Early Years Are Learning Years is a regular series from the National Association for the Education of Young Children, and one of many tools NAEYC provides to early childhood educators, parents, and others who support and nurture the development of young children. For more information about the benefits of NAEYC membership, visit www.naeyc.org.


Teacher Feature...

Early Years Are Learning Years
Learning through Water Play

from National Association for the Education of Young Children
1509 16th Street, N.W., Washington, DC 20036-1426
202-232-8777 800-424-2460
Fax 202-328-1846
www.naeyc.org


Nice weather brings many opportunities for fun and learning through water play. Puddles, spray bottles, garden sprinklers, water tables, and wading pools naturally fascinate young children, and water is one of the basic raw materials for learning mathematics and science, developing language, and fostering social skills.
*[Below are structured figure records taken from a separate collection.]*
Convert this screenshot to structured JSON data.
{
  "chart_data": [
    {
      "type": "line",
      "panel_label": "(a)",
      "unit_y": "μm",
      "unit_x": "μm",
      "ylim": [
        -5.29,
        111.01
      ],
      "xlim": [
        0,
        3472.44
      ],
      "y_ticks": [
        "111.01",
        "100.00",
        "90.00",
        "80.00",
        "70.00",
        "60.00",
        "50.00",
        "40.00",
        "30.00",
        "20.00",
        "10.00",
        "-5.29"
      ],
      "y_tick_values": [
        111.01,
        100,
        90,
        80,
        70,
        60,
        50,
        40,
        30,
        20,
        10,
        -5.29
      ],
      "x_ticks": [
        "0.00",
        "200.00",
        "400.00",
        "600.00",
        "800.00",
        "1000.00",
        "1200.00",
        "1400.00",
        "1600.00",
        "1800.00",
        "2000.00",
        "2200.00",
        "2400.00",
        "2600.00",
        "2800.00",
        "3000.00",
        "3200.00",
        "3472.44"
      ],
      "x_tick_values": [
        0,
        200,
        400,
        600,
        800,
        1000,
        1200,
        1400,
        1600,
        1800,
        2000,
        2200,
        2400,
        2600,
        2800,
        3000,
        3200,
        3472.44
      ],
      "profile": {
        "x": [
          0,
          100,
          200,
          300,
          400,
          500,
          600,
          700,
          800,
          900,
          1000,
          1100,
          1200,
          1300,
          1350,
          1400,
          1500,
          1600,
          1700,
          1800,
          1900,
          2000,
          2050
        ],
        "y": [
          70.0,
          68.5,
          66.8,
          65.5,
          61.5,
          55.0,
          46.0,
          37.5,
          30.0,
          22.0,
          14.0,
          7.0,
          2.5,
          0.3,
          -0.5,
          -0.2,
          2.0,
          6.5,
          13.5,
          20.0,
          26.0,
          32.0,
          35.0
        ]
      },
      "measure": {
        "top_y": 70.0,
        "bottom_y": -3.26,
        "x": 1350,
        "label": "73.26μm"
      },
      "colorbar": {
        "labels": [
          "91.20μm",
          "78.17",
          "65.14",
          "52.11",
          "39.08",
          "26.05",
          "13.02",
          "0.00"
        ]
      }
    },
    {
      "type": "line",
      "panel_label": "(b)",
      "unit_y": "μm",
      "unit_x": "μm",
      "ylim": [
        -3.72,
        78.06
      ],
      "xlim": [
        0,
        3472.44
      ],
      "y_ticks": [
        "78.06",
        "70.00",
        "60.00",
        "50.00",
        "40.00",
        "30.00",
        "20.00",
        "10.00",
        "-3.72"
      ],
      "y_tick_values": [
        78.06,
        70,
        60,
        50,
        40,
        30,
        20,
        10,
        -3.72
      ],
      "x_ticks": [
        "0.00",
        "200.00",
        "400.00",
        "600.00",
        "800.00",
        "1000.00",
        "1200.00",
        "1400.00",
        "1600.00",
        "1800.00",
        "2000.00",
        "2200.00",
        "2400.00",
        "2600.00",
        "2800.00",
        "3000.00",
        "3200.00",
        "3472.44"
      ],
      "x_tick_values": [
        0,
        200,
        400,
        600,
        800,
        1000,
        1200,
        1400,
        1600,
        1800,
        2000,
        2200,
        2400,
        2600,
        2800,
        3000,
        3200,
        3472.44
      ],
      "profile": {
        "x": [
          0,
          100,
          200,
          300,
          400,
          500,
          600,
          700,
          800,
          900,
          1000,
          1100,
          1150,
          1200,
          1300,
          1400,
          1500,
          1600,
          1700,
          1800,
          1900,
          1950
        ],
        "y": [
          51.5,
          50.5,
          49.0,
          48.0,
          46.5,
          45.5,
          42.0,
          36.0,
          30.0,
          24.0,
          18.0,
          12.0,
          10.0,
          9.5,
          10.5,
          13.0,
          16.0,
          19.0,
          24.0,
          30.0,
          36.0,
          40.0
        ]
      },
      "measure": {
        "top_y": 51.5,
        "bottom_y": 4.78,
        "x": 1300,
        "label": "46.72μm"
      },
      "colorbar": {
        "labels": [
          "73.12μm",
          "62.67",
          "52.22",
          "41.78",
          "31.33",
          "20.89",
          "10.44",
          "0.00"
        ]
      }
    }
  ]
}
While playing with water is developmentally appropriate regardless of the child's age or abilities, teachers and family members should always consider safety factors when children are anywhere near water. Children can enjoy water play with great abandon, but adults need to be aware that young children can drown in less than an inch of water.
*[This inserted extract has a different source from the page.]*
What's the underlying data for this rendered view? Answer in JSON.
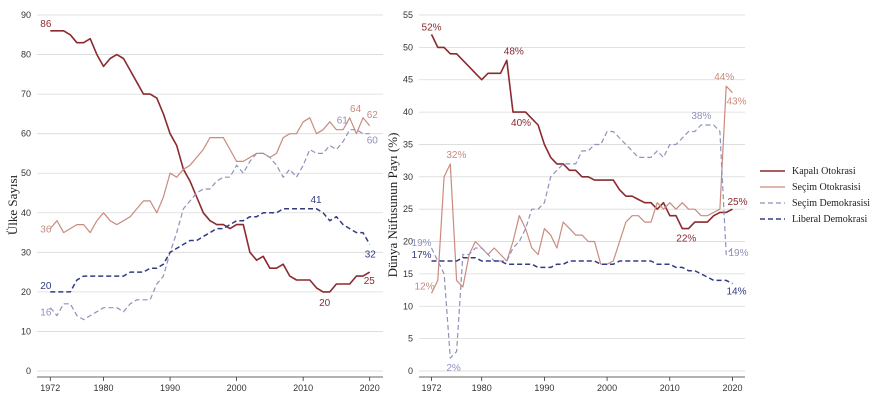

It's always a good idea to reinforce the "walk, don't run" rule -- especially around slippery areas. When children play near water, there must be constant adult supervision, with at least one adult certified in water safety and infant/child CPR. It is also recommended that teachers and family members take child CPR instruction and learn about the safety hazards in and around pool areas.
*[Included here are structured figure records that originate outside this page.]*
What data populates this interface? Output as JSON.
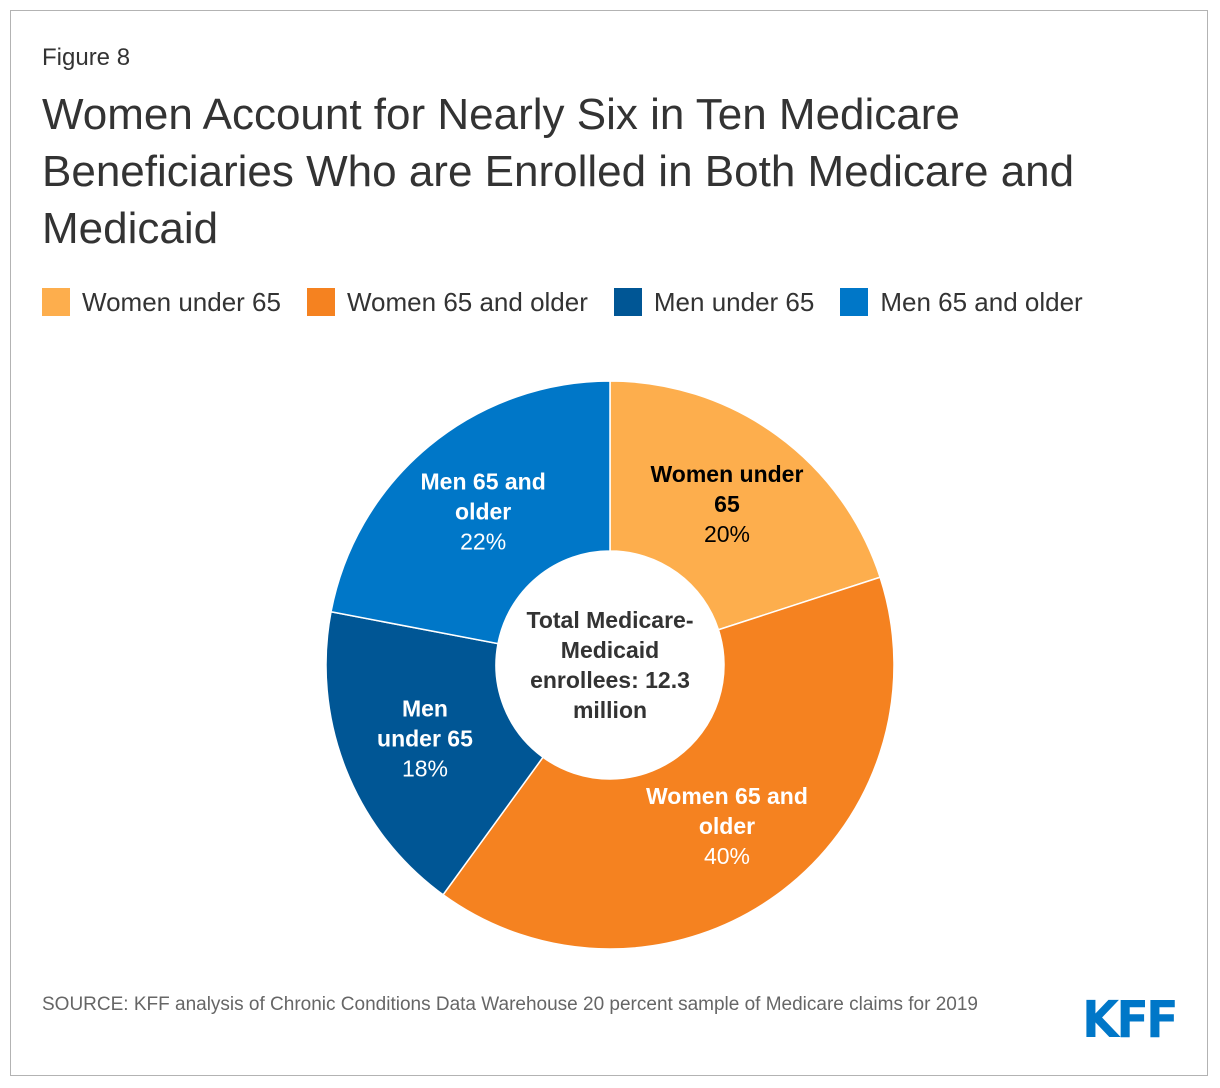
{
  "figure_label": "Figure 8",
  "title": "Women Account for Nearly Six in Ten Medicare Beneficiaries Who are Enrolled in Both Medicare and Medicaid",
  "legend": [
    {
      "label": "Women under 65",
      "color": "#fdae4d"
    },
    {
      "label": "Women 65 and older",
      "color": "#f58220"
    },
    {
      "label": "Men under 65",
      "color": "#005695"
    },
    {
      "label": "Men 65 and older",
      "color": "#0077c8"
    }
  ],
  "chart_data": {
    "type": "pie",
    "variant": "donut",
    "title": "Women Account for Nearly Six in Ten Medicare Beneficiaries Who are Enrolled in Both Medicare and Medicaid",
    "categories": [
      "Women under 65",
      "Women 65 and older",
      "Men under 65",
      "Men 65 and older"
    ],
    "values": [
      20,
      40,
      18,
      22
    ],
    "unit": "%",
    "slices": [
      {
        "name": "Women under 65",
        "label_lines": [
          "Women under",
          "65"
        ],
        "value_label": "20%",
        "value": 20,
        "color": "#fdae4d",
        "text_color": "#000000"
      },
      {
        "name": "Women 65 and older",
        "label_lines": [
          "Women 65 and",
          "older"
        ],
        "value_label": "40%",
        "value": 40,
        "color": "#f58220",
        "text_color": "#ffffff"
      },
      {
        "name": "Men under 65",
        "label_lines": [
          "Men",
          "under 65"
        ],
        "value_label": "18%",
        "value": 18,
        "color": "#005695",
        "text_color": "#ffffff"
      },
      {
        "name": "Men 65 and older",
        "label_lines": [
          "Men 65 and",
          "older"
        ],
        "value_label": "22%",
        "value": 22,
        "color": "#0077c8",
        "text_color": "#ffffff"
      }
    ],
    "center_label_lines": [
      "Total Medicare-",
      "Medicaid",
      "enrollees: 12.3",
      "million"
    ]
  },
  "source_text": "SOURCE: KFF analysis of Chronic Conditions Data Warehouse 20 percent sample of Medicare claims for 2019",
  "logo": {
    "text": "KFF",
    "color": "#0077c8"
  }
}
Following are some ideas for safe, fun and educational water play:

  • Mathematic concepts can be learned using a variety of inexpensive materials. Assorted containers and funnels can help children develop concepts such as empty/full, before/after, shallow/deep, and heavy/light.
  • Individual water tubs at a table are great for enhancing fine motor skills. For younger children, eye-hand coordination can be practiced by retrieving objects with tongs, aquarium nets, scoops, and fingers. Small muscles get a workout as plastic tubes are fitted to funnels and sponges are wrung dry. Very young children may also get many happy moments repetitively filling and emptying containers.
  • Children can learn about measurement by using measuring cups or discovering the best way to squirt long and short distances using squeeze bottles or plant misters filled with water.
  • A child's vocabulary is enriched as she uses words such as funnel, surface, float, and strain.
  • Adults can promote language acquisition by adding foam or rubber alphabet letters or numbers to a container filled with water to be fished out with nets. Name the letters or numbers they catch, spell out their names, or see who can catch the highest or lowest number.
  • Make cleaning up part of the learning experience using rags and short-handled mops to do "grown-up" work.
  • Create a dramatic play area for children to wash doll clothes in a tub of sudsy water and hang them up with clothespins to dry in the sun.
  • Even on cool days, children can "paint" outdoors with water. Set up a paint shop by providing a large paintbrush and partially fill a large can or small pail with water. They can pretend to "paint" the sidewalk, fence, slide, and other outdoor equipment.
  • Provide a water tub for experiments and projects. Boats can be made from found objects or heavy aluminum foil. Older preschoolers can try out predictions by determining which of a variety of seeds and assorted items will float.
  • On a hot, sticky afternoon a lawn sprinkler can bring relief. Wading pools are another hot-weather friend (with adult supervision) and children can incorporate sand box and bath toys into the water play.